Advent

Advent has arrived; in fact, we are about to begin the second week. It seems like so long ago since we first had to close our churches, our schools, our businesses; and yet, it also seems as though the time has gone by very quickly.

Each Sunday during Advent we light the candles of the Advent wreath. Each candle corresponds to a different theme – a theme that guides our reflections during this season of prayer and preparation for the coming of Christ. The theme for the first week is hope. It represents not only the hope that Jesus’s birth brought into the world, but the hope we have for his return and for eternal life with him. The theme for the second week is peace. It represents not just peace in the world that would mean the end of war and animosity among nations and peoples, but the peace of God, which passes all understanding and fills our hearts with the desire to be closer to God. The theme for the third week is joy. Not just joy that we feel when things are going right in our world and that we share with those whom we love, but the joy of heaven that fills us with confidence in God’s love for us. Which brings us to the theme for the fourth week of Advent: love. It represents not only the love we have for one another, and not only our love for God through Jesus his Son, but also God’s great love for us that he showed us by sending Jesus to us on that first Christmas day so long ago.

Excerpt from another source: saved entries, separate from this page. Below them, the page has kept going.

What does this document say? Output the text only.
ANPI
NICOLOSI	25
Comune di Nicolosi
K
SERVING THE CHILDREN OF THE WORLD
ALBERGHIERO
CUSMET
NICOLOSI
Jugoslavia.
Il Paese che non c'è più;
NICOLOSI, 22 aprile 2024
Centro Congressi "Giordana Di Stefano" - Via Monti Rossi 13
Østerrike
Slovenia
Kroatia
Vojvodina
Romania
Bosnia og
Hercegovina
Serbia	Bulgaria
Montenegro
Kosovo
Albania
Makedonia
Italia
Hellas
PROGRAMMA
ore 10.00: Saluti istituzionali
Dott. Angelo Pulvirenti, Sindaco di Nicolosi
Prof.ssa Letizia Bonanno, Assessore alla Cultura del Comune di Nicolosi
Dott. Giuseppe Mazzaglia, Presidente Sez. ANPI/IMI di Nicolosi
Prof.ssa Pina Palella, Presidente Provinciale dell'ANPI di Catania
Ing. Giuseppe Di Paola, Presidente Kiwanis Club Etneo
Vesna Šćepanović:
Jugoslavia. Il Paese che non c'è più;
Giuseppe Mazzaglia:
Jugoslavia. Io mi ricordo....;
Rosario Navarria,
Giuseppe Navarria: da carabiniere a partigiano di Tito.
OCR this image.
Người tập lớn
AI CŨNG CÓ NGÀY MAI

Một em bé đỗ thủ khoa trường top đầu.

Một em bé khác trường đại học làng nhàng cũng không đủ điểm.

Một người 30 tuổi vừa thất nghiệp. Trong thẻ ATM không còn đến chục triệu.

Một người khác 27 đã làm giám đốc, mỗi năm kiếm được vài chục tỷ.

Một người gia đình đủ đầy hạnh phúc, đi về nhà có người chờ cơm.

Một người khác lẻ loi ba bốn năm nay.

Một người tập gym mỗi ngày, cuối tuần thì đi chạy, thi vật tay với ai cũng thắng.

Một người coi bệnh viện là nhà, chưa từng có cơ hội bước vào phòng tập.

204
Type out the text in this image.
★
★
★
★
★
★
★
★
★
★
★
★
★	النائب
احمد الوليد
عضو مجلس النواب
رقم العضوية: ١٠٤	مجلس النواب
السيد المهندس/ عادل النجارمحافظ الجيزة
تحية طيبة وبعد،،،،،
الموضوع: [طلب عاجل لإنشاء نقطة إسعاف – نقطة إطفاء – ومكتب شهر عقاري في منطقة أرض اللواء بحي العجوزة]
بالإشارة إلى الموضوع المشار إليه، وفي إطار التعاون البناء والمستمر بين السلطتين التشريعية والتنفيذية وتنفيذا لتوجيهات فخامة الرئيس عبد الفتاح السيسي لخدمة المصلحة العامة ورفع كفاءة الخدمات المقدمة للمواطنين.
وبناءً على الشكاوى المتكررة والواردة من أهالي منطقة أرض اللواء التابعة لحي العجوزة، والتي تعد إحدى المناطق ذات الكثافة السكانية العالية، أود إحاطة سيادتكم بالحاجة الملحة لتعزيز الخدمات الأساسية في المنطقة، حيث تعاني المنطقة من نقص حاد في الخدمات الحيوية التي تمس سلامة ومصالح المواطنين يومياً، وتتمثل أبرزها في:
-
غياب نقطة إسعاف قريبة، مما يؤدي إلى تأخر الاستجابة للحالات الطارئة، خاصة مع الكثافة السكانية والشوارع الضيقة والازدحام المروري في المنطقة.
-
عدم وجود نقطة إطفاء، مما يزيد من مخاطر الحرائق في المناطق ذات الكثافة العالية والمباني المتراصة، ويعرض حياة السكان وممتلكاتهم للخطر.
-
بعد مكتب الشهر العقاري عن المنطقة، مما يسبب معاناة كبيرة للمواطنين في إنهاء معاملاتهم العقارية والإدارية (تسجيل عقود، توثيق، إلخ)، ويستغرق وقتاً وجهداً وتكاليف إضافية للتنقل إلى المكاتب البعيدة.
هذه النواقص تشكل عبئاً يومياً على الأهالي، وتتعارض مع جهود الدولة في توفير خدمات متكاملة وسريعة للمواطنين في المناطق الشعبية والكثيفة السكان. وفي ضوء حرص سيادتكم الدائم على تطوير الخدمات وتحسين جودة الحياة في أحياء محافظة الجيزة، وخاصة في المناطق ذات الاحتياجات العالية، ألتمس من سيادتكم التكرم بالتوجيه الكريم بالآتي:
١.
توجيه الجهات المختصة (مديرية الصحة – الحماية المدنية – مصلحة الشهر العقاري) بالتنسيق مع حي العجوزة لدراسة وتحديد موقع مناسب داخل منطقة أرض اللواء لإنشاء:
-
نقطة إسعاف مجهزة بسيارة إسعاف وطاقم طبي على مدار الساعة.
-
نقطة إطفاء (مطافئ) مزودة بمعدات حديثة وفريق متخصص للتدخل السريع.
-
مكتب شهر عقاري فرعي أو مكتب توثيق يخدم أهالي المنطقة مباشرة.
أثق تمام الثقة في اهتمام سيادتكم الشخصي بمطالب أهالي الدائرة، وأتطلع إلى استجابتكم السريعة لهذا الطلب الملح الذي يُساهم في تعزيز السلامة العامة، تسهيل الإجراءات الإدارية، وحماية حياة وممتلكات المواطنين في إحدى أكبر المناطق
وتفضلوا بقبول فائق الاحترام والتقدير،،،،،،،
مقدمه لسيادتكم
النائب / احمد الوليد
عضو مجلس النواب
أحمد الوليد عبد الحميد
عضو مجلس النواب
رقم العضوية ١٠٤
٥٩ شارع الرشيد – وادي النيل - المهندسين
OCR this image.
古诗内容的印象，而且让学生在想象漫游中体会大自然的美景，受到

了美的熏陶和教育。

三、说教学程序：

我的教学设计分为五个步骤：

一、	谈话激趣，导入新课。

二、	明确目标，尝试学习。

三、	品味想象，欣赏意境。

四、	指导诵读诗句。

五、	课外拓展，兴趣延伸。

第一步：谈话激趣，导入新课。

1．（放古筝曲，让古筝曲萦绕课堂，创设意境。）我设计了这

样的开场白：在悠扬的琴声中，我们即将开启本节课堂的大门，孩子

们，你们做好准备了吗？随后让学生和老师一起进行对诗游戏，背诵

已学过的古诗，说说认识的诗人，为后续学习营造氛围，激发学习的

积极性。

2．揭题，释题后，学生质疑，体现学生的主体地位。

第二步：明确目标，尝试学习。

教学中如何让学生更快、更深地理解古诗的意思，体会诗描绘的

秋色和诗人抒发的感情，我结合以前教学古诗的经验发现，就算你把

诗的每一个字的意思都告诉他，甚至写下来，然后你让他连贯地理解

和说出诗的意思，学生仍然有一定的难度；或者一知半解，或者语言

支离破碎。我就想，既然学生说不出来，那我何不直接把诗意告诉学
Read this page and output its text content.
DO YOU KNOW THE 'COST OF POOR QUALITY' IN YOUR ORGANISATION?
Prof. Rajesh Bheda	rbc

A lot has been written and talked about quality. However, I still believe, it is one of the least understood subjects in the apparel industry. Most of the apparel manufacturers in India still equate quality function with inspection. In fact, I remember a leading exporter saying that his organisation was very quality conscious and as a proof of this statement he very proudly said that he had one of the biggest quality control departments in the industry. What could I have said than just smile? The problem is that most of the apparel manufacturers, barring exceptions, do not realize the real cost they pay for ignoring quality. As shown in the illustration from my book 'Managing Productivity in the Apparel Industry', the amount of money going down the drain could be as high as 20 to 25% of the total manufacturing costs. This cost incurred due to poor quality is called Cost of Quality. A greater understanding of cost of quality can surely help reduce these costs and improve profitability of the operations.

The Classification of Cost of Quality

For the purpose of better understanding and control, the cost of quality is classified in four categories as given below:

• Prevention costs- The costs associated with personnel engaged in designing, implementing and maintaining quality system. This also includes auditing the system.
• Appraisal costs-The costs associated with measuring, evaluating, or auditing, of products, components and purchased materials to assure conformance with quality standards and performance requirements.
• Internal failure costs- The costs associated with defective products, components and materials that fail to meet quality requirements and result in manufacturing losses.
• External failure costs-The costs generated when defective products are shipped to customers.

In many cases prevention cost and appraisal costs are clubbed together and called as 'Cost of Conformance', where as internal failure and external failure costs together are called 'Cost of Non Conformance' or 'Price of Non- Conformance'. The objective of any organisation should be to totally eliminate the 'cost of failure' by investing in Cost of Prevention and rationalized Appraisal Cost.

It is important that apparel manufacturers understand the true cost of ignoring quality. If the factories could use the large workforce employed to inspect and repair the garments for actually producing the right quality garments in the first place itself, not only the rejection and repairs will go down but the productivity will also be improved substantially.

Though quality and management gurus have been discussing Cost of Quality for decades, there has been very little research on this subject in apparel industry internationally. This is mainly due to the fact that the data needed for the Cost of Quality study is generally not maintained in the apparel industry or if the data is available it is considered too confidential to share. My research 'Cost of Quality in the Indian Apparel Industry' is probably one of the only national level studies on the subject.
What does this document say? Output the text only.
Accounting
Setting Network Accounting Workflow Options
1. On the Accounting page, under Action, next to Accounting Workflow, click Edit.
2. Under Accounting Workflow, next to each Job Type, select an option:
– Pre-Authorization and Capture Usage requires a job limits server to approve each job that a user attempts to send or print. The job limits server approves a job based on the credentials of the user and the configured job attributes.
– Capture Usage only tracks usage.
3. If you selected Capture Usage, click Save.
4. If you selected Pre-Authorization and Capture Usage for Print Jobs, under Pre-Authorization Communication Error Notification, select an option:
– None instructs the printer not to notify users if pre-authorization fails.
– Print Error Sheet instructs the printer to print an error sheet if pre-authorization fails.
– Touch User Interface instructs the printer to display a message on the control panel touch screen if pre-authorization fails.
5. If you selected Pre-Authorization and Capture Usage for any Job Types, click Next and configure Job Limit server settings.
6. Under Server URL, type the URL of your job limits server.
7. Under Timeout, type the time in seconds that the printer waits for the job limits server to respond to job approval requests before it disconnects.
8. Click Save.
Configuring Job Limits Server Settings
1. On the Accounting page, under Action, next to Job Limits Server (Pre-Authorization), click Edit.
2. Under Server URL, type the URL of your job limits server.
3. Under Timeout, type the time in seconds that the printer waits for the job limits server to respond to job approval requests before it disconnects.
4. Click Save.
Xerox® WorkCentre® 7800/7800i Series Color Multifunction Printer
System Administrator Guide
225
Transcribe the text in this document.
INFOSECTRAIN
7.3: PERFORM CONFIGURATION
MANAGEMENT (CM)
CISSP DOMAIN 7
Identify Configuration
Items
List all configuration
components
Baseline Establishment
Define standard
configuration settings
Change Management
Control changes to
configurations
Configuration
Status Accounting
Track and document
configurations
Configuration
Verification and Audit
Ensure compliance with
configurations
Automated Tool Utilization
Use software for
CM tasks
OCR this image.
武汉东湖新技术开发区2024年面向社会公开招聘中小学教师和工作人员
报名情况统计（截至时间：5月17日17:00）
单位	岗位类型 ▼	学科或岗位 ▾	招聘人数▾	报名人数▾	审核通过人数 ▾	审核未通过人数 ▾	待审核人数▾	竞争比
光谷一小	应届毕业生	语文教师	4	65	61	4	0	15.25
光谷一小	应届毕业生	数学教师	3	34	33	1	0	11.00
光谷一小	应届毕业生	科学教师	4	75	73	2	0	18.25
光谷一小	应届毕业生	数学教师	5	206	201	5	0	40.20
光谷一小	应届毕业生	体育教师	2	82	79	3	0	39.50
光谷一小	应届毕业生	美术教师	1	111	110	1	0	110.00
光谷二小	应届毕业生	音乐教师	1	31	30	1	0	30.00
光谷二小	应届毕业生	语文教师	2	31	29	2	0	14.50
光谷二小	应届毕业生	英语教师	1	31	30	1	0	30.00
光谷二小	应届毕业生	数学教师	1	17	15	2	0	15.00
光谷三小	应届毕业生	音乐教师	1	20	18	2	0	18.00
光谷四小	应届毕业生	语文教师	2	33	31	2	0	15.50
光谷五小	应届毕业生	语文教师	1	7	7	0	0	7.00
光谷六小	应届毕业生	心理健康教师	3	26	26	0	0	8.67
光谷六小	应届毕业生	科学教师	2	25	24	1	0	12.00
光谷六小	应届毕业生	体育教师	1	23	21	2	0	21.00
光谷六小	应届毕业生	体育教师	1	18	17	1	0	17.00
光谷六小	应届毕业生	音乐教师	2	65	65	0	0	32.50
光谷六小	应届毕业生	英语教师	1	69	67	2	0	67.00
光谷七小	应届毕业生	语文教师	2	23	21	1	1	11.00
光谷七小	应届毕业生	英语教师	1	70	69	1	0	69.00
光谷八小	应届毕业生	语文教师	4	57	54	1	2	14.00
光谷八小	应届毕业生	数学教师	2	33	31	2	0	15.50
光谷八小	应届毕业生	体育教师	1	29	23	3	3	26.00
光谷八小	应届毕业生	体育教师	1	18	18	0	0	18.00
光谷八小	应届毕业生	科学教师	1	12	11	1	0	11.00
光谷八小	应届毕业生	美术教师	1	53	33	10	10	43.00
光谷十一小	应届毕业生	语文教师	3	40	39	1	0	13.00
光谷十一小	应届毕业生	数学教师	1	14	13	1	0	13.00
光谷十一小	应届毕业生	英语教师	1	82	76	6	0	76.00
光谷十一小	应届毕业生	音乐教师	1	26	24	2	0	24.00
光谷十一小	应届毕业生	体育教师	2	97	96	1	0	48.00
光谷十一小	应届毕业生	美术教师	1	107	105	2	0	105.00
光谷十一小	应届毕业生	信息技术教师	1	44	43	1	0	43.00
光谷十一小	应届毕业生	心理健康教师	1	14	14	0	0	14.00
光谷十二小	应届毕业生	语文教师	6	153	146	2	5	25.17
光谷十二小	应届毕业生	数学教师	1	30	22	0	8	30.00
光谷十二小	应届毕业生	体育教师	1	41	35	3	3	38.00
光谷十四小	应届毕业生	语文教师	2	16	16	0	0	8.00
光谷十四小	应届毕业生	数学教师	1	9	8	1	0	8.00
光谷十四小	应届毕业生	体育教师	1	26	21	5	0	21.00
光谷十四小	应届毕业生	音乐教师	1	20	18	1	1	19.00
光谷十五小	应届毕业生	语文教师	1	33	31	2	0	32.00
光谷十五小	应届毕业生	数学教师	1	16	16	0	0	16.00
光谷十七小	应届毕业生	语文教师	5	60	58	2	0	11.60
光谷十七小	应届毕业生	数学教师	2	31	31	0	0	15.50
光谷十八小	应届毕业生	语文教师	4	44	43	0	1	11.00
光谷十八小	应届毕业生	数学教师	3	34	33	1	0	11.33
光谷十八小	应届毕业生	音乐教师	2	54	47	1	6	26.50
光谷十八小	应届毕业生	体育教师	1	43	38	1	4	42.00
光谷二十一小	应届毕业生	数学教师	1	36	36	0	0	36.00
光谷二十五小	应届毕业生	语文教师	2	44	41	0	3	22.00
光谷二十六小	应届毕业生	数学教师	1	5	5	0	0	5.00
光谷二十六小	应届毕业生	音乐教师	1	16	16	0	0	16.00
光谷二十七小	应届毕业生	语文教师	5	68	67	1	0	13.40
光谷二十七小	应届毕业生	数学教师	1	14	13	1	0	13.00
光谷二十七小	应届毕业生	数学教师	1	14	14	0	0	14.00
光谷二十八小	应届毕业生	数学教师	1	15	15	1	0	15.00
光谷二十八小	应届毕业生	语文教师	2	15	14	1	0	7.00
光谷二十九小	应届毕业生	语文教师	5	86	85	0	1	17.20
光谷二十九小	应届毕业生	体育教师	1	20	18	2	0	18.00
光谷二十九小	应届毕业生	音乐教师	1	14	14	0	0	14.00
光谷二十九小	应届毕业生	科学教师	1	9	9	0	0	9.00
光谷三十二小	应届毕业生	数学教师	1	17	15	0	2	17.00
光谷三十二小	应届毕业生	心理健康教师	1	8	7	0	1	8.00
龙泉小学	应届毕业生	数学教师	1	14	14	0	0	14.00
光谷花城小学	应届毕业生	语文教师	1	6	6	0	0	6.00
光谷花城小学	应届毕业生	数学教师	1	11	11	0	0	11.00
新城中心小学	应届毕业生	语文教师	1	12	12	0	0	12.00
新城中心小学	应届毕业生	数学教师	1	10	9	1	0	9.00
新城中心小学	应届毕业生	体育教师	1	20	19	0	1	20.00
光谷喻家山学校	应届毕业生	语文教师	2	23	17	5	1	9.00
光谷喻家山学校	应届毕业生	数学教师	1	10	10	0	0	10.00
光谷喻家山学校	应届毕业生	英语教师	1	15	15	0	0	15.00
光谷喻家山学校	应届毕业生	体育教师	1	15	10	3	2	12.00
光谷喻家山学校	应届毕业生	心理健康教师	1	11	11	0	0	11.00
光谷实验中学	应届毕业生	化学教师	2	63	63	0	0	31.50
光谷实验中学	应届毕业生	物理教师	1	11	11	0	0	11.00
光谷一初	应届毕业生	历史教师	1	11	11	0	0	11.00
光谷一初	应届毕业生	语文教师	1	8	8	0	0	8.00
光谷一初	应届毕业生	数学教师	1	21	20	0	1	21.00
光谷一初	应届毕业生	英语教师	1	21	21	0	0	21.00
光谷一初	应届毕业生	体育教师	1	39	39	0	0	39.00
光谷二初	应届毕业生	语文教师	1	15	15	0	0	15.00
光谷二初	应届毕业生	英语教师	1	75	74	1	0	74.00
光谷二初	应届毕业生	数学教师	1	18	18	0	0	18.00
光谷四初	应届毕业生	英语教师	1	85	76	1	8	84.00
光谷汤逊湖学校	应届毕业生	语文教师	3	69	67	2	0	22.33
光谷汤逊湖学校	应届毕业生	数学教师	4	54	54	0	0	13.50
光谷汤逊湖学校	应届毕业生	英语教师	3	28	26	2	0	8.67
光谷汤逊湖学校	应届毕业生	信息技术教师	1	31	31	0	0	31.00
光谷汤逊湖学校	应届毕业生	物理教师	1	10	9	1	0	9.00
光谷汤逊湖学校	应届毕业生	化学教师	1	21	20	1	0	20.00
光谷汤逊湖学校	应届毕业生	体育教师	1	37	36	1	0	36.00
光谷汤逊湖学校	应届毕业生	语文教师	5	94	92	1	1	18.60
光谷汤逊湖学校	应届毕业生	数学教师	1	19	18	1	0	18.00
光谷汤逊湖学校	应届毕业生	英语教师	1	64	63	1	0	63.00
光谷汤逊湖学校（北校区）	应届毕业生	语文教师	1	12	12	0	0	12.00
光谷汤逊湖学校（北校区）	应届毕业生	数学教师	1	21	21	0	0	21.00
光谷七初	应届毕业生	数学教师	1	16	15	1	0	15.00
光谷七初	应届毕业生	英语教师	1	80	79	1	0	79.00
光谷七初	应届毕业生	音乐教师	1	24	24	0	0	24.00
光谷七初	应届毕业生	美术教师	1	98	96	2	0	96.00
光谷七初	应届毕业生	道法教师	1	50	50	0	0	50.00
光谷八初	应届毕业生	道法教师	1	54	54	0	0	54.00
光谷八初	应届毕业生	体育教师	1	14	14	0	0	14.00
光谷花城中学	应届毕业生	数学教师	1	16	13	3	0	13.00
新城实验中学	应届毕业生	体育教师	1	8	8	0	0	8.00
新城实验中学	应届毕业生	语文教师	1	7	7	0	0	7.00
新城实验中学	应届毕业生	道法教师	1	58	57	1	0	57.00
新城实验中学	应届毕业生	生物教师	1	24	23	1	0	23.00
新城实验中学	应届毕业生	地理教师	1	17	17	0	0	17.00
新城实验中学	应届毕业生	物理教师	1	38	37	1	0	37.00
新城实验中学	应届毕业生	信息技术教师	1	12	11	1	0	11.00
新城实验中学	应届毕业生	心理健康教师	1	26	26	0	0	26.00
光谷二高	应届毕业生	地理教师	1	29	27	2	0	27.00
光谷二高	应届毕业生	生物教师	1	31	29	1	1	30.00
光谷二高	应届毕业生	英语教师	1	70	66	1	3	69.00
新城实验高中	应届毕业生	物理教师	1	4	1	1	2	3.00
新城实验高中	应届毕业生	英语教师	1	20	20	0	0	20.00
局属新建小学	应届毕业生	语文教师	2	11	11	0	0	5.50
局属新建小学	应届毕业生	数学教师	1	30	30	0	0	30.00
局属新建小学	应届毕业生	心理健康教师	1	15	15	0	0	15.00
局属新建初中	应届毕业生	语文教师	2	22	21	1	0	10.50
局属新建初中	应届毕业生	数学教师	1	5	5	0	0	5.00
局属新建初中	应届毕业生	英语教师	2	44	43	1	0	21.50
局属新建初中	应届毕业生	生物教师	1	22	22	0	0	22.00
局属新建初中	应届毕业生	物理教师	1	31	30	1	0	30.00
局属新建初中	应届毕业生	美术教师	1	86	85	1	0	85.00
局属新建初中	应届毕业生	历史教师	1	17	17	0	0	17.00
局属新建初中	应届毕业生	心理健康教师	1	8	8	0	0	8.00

As I write this, we are 21 days from Christmas day and just about to begin our tenth month of living with this pandemic. For most of us, this will be a very different Christmas from what we are used to. But something to remember is this: Covid 19 might be able to interrupt our traditions, cancel our plans, and alter our activities, but it cannot cancel Christmas. We may not be able to celebrate as we are used to doing; our gatherings may be small and relatively quiet; but we can still know the hope, the peace, the joy and the love that the world received all those years ago when the Christ child was born to be, as the fifth candle on the wreath represents, the light of the world.
May God fill your hearts with hope, peace, joy and love.